When it came down to it, what made or broke these couples up really did end up being superficial, no matter how much the contestants denied that fact or justified it with the "absence of physical chemistry" or the "not my type" argument.

Then I got thinking about clothes, and other ways almost everyone these days manipulates their bodies in some way. I see myself as a fairly non-judgemental person, and yet even I was thinking "hey, you have a bit of a bald patch, so maybe the long ringlets of hair isn't the greatest style for you". The things about one of the girls that bothered my boyfriend was her fake looking eyelashes and the length of her fake nails. I mean, these are things that can so easily be changed or manipulated - nails, hairstyles, body shapes, clothes, jewellery, body hair, tattoos, makeup...  essentially all things which can be grouped into the genre of "fashion".

When one person on the show essentially was very attracted to another person and all that was broken over something as small as long hair and glasses, you have to wonder what have our standards of appreciating a fellow human being become?
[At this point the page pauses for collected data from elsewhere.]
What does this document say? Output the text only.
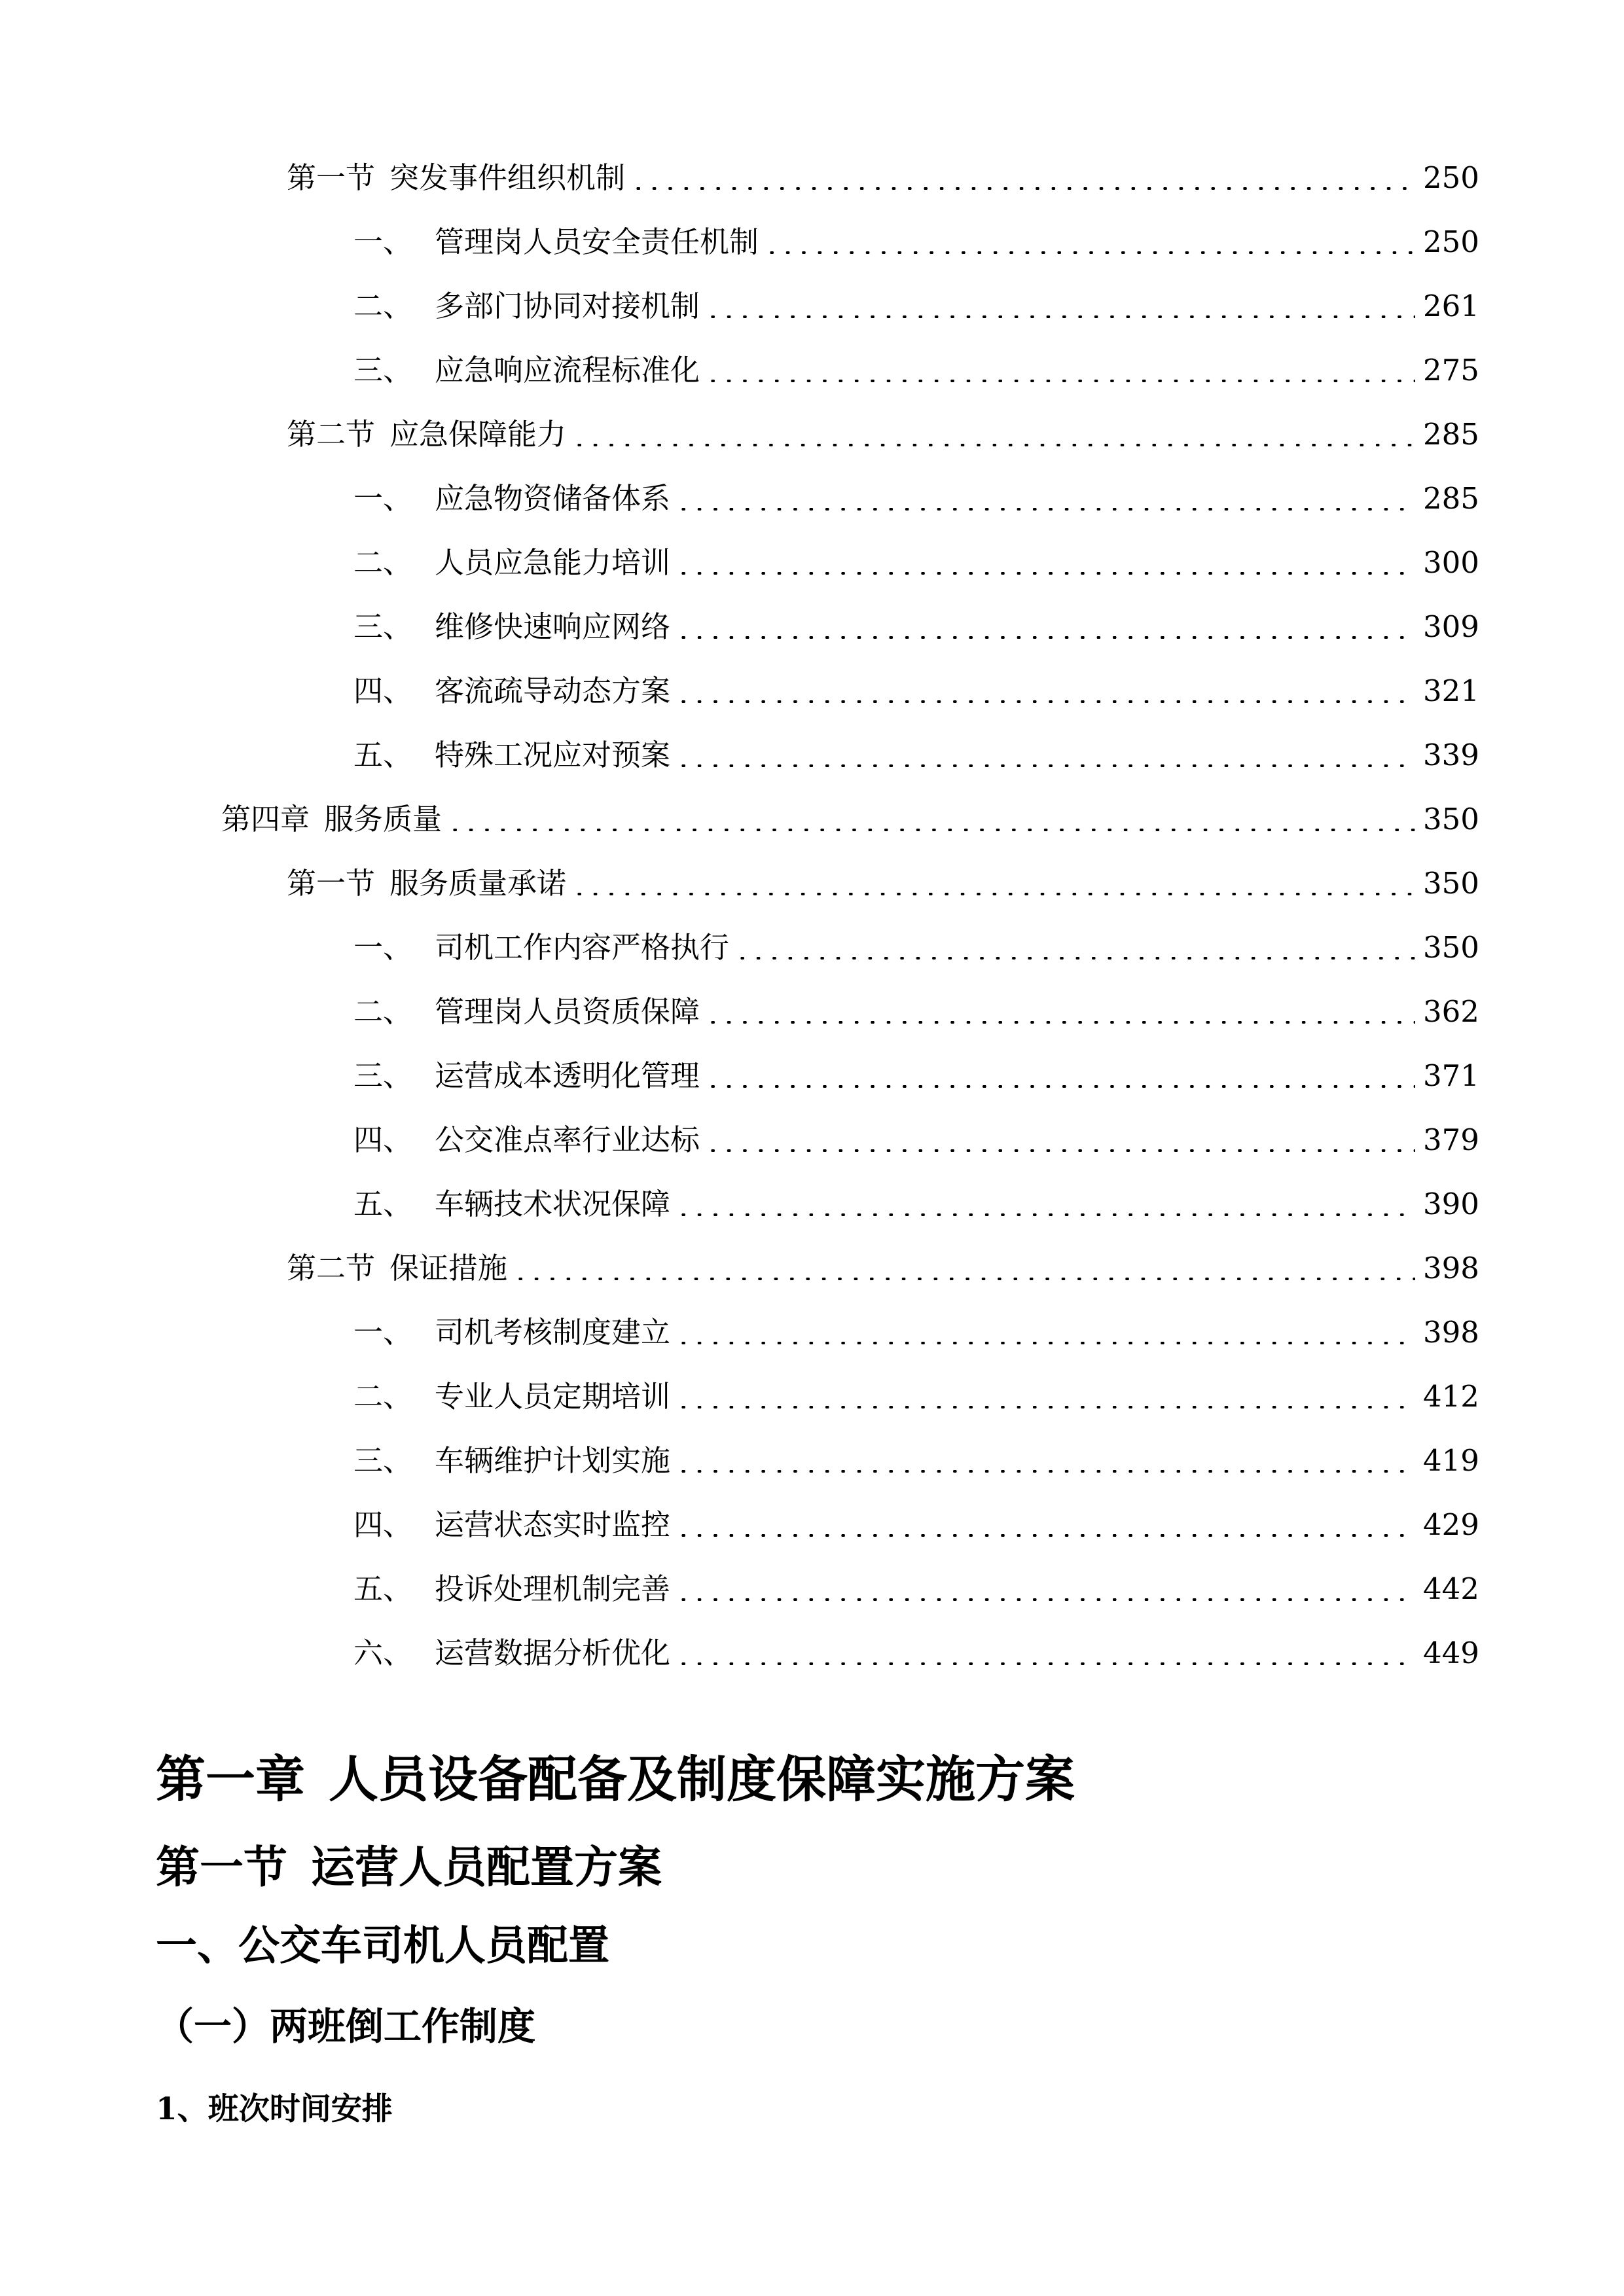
第一节 突发事件组织机制	250
一、 管理岗人员安全责任机制	250
二、 多部门协同对接机制	261
三、 应急响应流程标准化	275
第二节 应急保障能力	285
一、 应急物资储备体系	285
二、 人员应急能力培训	300
三、 维修快速响应网络	309
四、 客流疏导动态方案	321
五、 特殊工况应对预案	339
第四章 服务质量	350
第一节 服务质量承诺	350
一、 司机工作内容严格执行	350
二、 管理岗人员资质保障	362
三、 运营成本透明化管理	371
四、 公交准点率行业达标	379
五、 车辆技术状况保障	390
第二节 保证措施	398
一、 司机考核制度建立	398
二、 专业人员定期培训	412
三、 车辆维护计划实施	419
四、 运营状态实时监控	429
五、 投诉处理机制完善	442
六、 运营数据分析优化	449
第一章 人员设备配备及制度保障实施方案
第一节 运营人员配置方案
一、公交车司机人员配置
（一）两班倒工作制度
1、班次时间安排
Obviously unless you're on a reality TV show, sight is our first and therefore default way of sizing up another person. But if we're really letting small things that can easily be changed stand in the way of the possibility of happiness, love, etc etc... it makes you wonder what you're missing.

Maybe it just comes down to exactly how much that girl was attached to her fake nails and eyelashes.

So is this kind of fashion helping us see people, or blinding us?